The global prevalence of chronic cough is highly variable, ranging from 2% to 18%. There is a lack of data on the prevalence and incidence of chronic cough in the general population
.The objective of this study was to investigate the prevalence and incidence of chronic cough in a sample of Canadian adults, and how these are influenced by age, sex, smoking, respiratory symptoms, medical comorbidities and lung function.
Participants with chronic cough were identified from the Canadian Longitudinal Study on Aging (CLSA) based on self-reported daily cough in the past 12 months. This is a prospective, nationally generalisable, stratified random sample of adults aged 45–85 years at baseline recruited between 2011 and 2015, and followed-up 3 years later. The prevalence and incidence per 100 person-years are described, with adjustments for age, sex and smoking.

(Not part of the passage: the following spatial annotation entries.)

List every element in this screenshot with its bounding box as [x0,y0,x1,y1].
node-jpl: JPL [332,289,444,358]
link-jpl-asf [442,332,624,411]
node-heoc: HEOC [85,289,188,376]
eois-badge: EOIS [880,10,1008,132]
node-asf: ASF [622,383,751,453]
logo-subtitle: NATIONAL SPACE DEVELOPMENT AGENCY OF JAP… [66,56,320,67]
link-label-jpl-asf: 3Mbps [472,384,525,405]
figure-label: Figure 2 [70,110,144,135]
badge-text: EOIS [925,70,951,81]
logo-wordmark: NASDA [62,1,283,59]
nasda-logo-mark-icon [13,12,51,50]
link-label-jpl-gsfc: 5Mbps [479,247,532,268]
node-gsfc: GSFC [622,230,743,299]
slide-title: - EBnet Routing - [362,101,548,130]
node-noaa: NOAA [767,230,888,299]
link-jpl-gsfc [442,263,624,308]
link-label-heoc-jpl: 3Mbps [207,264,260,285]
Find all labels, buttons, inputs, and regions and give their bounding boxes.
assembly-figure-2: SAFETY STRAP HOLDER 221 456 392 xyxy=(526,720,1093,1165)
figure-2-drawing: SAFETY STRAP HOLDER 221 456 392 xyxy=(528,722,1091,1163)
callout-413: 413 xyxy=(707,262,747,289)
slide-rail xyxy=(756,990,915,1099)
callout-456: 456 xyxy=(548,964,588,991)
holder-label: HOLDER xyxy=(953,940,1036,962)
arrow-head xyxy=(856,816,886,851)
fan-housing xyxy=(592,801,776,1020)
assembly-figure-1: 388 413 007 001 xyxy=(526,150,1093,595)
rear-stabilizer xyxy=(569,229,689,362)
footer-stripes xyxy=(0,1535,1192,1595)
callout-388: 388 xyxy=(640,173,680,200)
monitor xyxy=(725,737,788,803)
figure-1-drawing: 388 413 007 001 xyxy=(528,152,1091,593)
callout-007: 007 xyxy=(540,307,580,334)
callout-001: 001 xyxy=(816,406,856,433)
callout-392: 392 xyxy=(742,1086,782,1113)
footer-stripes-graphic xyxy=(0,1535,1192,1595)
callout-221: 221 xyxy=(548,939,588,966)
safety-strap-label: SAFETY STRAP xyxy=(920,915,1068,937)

Of the 30 097 participants, 29 972 completed the chronic cough question at baseline and 26 701 did so at follow-up. The prevalence of chronic cough was 15.8% at baseline and 17.6% at follow-up with 10.4–17.1% variation across seven provinces included in the CLSA comprehensive sample. Prevalence increased with age and current smoking, and was higher in males (15.2%), Caucasians (14%) and those born in North America, Europe or Oceania (14%). The incidence of chronic cough adjusted for age, sex and smoking was higher in males and in underweight and obese subjects. Subjects with respiratory symptoms, airway diseases, lower forced expiratory volume in 1 s (% predicted), cardiovascular diseases, psychological disorders, diabetes and chronic pain had a higher incidence of chronic cough.
The prevalence and incidence of chronic cough is high in the CLSA sample with geographic, ethnic and gender differences, influenced by a number of medical comorbidities.